One such individual is Cancetto Farmica.  Cancetto was an Italian carnival worker who was murdered in North Carolina in 1911.  A family member put down the deposit for his funeral, but never came back to pay the rest of the bill.  Cancetto was already embalmed, so the poor funeral director did not know what to do.  So, much like our friend Speedy, Cancetto would be put on display in the funeral home for all to see.

Not my photo





And he was even creepier looking then Speedy!  And they didn't even give him a snappy tuxedo.

To add insult to mummification, the North Carolinians had trouble pronouncing his ethnic name, so they gave him an Italian name they could pronounce: "Spaghetti".  Apparently, it is mortuary mummy tradition that they all have to have silly nicknames.  Spaghetti would be on display for 62 years, almost as long as Speedy, and he would still be on display today if someone had not stepped in.  Apparently, a group of Italians in New York (who may or may not have been mafioso), found the treatment of the Cancetto to very disrespectful.  Not only was he denied a proper burial, but he was given a stereotypical name and gawked at.  In 1972 Spaghetti was finally put to rest.  Sadly, I have no had a chance to visit him yet.

Perhaps the most fantastical and bizarre story of a mortuary mummy is that of Elmer McCrudy.  In life McCrudy was a notorious bank robber and outlaw.  When he was gunned down by law enforcement and handed over to a local funeral home, the director saw dollar signs.  He would preserve Elmer in arsenic, prop him up and charge people to come see him.

From Wikipedia

When a group of men showed up and claimed to be Elmer's family, the funeral director had a change of heart and agreed to hand Elmer over.  It turned out however, that they were actually carnival workers posing as family who just wanted the body to show in their sideshow.  Elmer's long journey would begin as he would turn up in various sideshows and dime museums being sold and traded between showmen.  Elmer would get somewhat lost in the shuffle as his back story as an outlaw became forgotten.  Also, Elmer's physical appearance begin to grow more gruesome and less appealing to the public.  Elmer would disappear from the public's eye.
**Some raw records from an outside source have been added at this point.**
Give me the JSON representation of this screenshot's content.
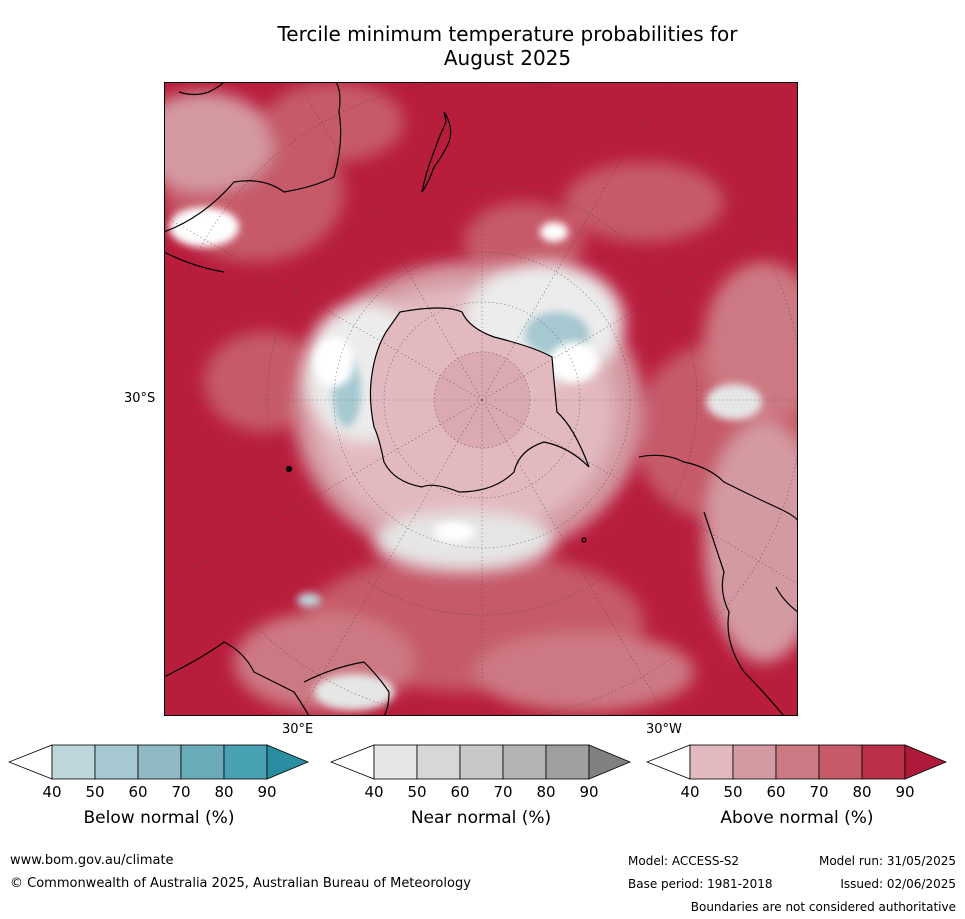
{
  "title": {
    "line1": "Tercile minimum temperature probabilities for",
    "line2": "August 2025"
  },
  "map": {
    "projection": "south-polar-stereographic",
    "lat_label": "30°S",
    "lon_label_east": "30°E",
    "lon_label_west": "30°W"
  },
  "colorbars": [
    {
      "title": "Below normal (%)",
      "ticks": [
        "40",
        "50",
        "60",
        "70",
        "80",
        "90"
      ],
      "colors": [
        "#ffffff",
        "#bdd6dc",
        "#a6c8d0",
        "#8fb9c5",
        "#6aabba",
        "#48a1b2",
        "#2a8ea3"
      ]
    },
    {
      "title": "Near normal (%)",
      "ticks": [
        "40",
        "50",
        "60",
        "70",
        "80",
        "90"
      ],
      "colors": [
        "#ffffff",
        "#e6e6e6",
        "#d7d7d7",
        "#c8c8c8",
        "#b4b4b4",
        "#9f9f9f",
        "#808080"
      ]
    },
    {
      "title": "Above normal (%)",
      "ticks": [
        "40",
        "50",
        "60",
        "70",
        "80",
        "90"
      ],
      "colors": [
        "#ffffff",
        "#e2b9bf",
        "#d49aa2",
        "#cd7983",
        "#c65a69",
        "#bb2f48",
        "#b01a3a"
      ]
    }
  ],
  "footer": {
    "website": "www.bom.gov.au/climate",
    "copyright": "© Commonwealth of Australia 2025, Australian Bureau of Meteorology",
    "model": "Model: ACCESS-S2",
    "model_run": "Model run: 31/05/2025",
    "base_period": "Base period: 1981-2018",
    "issued": "Issued: 02/06/2025",
    "disclaimer": "Boundaries are not considered authoritative"
  }
}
Until 1976, when an episode of the "The Six Million Dollar Man" was being filmed in an old fun house attraction in Los Angeles.  A stage hand bumped into a mannequin that was hanging by a noose and its arm broke off exposing a human bone.  Horrified, the crew would call in Law Enforcement who would eventually identify the body as Elmer McCrudy.  Elmer had been passed around so much that somewhere along the line it was forgotten that he was an actual person and he was used as a prop in a spook house.  Elmer would finally be laid to rest in Oklahoma.


And so ends our look at the lives and deaths of the mortuary mummies.  Now, the moral of the story is be very specific in your will on whether or not you want to be mummified and gawked at.